Jewish Cantors and the Music of the Synagogue
Jascha Nemtsov has been involved in the training of Jewish cantors for many years. In 2008, a cantorial department was opened at the Abraham Geiger College in Potsdam, of which Nemtsov became academic director. In the meantime, cantorial education has been established as a separate course of study at the University of Potsdam, where professionally-oriented lessons in liturgical singing are combined with academic training in Jewish studies, religious pedagogy and the history of Jewish music. Graduates are now working in various Jewish communities in Germany and other European countries.
Many of Nemtsov’s academic publications are dedicated to the music of the synagogue and the work of outstanding Jewish cantors.
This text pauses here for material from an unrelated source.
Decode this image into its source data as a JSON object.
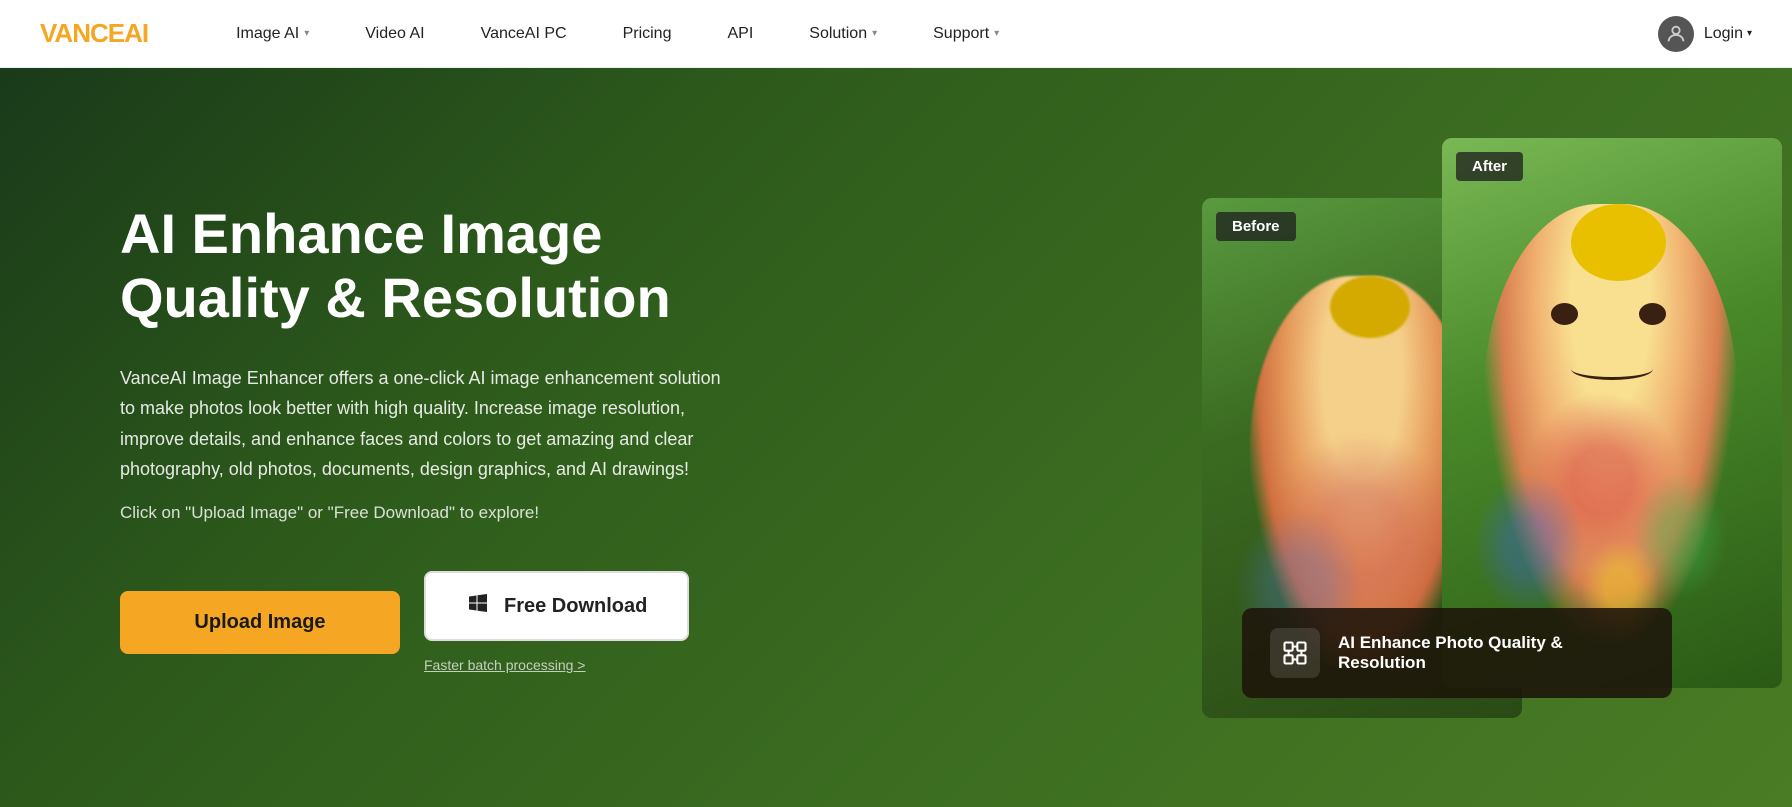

Until the modern era, Jewish religious music was an exclusively oral tradition. While Christian music has been notated since the Middle Ages, the earliest manuscripts of Jewish music date from the 18th century, and the first printed music only from the 19th century. This has mainly to do with different conceptions of music.
In contrast to church music, music in Jewish worship is not associated with an ideal, heavenly harmony, but is seen as an expression of personal devotion to God – a state of mind that is fleeting and cannot be captured with notes. Every person enters into a personal dialog with God. The focus is therefore not on the beauty of the musical form, but on the sincerity and emotional intensity of the prayer.
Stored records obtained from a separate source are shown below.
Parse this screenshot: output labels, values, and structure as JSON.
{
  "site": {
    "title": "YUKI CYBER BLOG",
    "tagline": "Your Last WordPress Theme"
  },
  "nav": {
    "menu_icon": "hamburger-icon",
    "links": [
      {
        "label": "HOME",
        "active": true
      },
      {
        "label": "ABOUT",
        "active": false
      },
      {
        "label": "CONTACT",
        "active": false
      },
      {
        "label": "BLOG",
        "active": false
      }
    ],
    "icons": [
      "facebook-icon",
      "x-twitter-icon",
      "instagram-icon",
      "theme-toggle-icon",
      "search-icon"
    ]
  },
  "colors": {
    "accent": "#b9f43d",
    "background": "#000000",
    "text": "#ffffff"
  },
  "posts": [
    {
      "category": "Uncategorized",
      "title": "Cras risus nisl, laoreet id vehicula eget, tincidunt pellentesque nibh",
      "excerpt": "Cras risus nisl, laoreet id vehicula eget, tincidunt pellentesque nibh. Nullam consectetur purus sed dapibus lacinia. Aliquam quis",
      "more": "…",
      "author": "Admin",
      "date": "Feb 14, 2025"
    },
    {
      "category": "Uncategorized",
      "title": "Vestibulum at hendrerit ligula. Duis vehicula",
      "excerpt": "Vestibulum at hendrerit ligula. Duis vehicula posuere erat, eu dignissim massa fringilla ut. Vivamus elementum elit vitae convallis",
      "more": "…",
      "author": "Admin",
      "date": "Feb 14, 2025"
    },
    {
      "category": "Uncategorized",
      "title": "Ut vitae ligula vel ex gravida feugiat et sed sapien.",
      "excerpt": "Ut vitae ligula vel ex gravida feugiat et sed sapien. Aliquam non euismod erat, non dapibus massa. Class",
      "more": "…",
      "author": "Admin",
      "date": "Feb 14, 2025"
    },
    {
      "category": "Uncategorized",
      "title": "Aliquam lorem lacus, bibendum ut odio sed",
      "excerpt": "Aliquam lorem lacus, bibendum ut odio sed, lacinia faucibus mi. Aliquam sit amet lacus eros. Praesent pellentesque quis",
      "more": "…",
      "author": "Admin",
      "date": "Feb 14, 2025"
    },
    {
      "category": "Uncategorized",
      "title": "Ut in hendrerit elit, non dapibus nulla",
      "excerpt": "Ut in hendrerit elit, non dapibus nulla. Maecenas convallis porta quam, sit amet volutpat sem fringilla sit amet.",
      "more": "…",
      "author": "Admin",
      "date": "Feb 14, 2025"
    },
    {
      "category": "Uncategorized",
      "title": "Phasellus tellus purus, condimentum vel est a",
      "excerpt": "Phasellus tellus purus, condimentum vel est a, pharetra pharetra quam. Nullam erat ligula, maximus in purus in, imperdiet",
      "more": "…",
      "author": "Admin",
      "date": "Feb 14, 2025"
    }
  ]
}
The individual singing voice as an expression of a person’s religious feelings forms the center of traditional synagogue music. The monophonic chants embody the intimacy and confidentiality of the relationship between man and God.
One consequence of this conception of music is, among other things, the consistent ban on instrumental music. Although the ban on musical instruments in the synagogue is often explained as an expression of mourning for the destroyed Jerusalem Temple, it is in fact more related to the character of Jewish worship. The intimacy of prayer would – according to the traditional view – simply be incompatible with the simultaneous use of musical instruments.
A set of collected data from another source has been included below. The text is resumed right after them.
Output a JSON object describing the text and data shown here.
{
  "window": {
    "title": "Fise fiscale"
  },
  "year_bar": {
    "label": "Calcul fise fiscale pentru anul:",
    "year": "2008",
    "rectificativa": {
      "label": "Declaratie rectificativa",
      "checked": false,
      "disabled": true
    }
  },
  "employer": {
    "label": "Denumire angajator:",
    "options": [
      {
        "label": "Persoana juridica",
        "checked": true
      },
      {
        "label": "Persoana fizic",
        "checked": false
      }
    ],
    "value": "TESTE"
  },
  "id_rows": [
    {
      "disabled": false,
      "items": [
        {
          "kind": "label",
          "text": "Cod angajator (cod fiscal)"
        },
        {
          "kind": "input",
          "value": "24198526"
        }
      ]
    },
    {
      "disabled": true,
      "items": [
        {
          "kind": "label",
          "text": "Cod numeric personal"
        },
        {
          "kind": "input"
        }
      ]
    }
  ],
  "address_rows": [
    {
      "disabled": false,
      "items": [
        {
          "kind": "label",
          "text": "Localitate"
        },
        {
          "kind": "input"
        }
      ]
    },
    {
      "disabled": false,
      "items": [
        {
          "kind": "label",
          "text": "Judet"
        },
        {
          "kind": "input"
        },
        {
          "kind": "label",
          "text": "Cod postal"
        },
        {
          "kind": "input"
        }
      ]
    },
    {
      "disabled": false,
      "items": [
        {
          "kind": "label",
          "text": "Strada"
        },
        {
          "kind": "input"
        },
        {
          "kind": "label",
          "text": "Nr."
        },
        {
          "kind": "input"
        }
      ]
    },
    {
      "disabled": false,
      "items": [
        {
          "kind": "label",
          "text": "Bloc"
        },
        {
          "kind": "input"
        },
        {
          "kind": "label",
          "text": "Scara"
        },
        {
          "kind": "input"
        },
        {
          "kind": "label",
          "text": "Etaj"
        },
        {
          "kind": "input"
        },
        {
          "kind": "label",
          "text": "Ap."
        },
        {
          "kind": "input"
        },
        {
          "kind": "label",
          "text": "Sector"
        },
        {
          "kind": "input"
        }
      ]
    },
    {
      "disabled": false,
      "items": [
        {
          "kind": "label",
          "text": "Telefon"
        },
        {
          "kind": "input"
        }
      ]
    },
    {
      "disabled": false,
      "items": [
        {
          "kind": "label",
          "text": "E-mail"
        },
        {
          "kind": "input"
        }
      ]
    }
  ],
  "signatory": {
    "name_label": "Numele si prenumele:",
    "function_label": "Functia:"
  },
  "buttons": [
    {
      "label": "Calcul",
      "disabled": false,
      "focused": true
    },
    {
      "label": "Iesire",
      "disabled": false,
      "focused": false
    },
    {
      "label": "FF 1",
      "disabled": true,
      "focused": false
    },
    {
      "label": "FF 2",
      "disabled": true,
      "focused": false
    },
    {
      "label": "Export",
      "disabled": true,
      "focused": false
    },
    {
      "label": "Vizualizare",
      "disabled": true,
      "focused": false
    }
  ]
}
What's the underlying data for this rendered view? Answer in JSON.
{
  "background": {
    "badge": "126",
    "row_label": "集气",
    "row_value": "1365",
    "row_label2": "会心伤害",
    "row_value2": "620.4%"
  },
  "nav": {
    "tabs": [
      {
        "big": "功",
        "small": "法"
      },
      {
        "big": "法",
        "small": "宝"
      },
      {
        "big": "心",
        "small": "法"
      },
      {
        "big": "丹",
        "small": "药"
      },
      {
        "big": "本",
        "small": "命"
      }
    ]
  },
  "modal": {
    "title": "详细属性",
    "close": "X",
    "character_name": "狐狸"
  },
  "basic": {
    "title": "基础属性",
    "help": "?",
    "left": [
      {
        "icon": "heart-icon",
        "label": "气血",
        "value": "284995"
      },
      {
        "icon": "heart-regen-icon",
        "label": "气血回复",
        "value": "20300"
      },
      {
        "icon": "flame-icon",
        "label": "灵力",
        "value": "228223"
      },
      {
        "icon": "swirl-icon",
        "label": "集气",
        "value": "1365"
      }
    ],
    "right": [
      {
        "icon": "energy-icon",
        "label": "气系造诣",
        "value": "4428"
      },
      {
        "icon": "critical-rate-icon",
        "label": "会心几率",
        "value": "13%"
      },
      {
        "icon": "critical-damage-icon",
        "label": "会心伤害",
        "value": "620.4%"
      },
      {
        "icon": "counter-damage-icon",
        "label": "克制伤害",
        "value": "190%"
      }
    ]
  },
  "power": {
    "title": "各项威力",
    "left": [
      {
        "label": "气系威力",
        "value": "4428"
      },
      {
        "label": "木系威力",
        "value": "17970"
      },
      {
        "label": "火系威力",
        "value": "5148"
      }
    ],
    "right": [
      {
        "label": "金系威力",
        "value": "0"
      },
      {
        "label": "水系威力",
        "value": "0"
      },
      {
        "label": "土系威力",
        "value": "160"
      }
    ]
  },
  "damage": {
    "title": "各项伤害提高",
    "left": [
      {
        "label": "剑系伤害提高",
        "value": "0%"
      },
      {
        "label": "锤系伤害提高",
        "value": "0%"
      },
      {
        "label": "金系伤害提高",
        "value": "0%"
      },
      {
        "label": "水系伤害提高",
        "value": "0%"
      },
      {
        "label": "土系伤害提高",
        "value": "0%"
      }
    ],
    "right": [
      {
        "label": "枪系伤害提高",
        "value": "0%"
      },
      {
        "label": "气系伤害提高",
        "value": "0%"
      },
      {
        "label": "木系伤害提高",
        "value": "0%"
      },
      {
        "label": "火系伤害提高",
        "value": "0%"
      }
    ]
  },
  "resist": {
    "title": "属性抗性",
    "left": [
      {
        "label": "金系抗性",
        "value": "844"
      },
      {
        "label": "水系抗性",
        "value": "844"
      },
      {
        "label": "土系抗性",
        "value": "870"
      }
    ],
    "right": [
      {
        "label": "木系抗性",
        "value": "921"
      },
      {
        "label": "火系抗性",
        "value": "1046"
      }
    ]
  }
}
The prayer leader, today often called the “cantor” after the Christian model, was also not intended to occupy an exceptional position in the service, but merely to fulfil an ordering and organizing role – a task that in principle could also be performed by any other member of the congregation. Many Orthodox congregations therefore do without specially-trained prayer leaders. The beauty of the chants is welcomed as long as it is not an end in itself, but is perceived as an expression of devotion (kavanah).
However, the Jewish reform movement founded in Germany in the 19th century contributed to a radical change in synagogue music. The most important composers of the reform movement – Salomon Sulzer in Vienna, Louis Lewandowski in Berlin, Samuel Naumbourg in Paris, Moritz Deutsch in Breslau and Emanuel Kirschner in Munich – were inspired by contemporary Protestant and Catholic church music and developed a style based on the Romantic music of the time. A number of renowned Christian composers were also involved, including Franz Schubert, Ignaz von Seyfried, Joseph Drechsler and Wenzel Wilhelm Würfel.
In the words of the Thuringian cantor Hermann Ehrlich (1815–1879), the aim was “uniformity and unity through prayer and song in all synagogues in Germany”. This aesthetic ideal motivated all reformers at the time, as the orally transmitted Jewish liturgical music defied any form of standardization. The transition from the oral tradition to printed editions with collections of synagogue chants was a significant turning point in the history of Jewish music.
One particularly controversial innovation was the introduction of the organ, which was expected to have a “disciplinary” effect. Louis Lewandowski wrote at the time: “The organ, the instrument of instruments, is alone capable of controlling and directing large masses in large spaces thanks to its wide-ranging sonority.” The reform composers, who were trained in European music, now heard the sound of traditional Jewish prayer with the ears of their Christian contemporaries – they perceived it as a disturbance of beauty.
From the early 20th century, under the influence of cultural Zionist ideas, some Jewish musicians began to return to their own musical roots. Such endeavors also became noticeable in the field of synagogue music. The traditional elements that had been neglected in previous decades were now revived and integrated into a contemporary style. In the 1930s, for example, the Jewish Community of Berlin promoted the creation and performance of large-scale liturgical works of this kind, including compositions by Leo Kopf, Jakob Dymont, Heinrich Schalit, Ernest Bloch, Hugo Adler, Jacob Weinberg, Max Ettinger and Oskar Guttmann. A newly-created Friday evening liturgy by Leo Ahlbeck was even performed as late as 1939. However, this promising development was very soon interrupted by the Shoah. The new repertoire, which was largely created under the conditions of Nazi rule, is still waiting to be rediscovered today.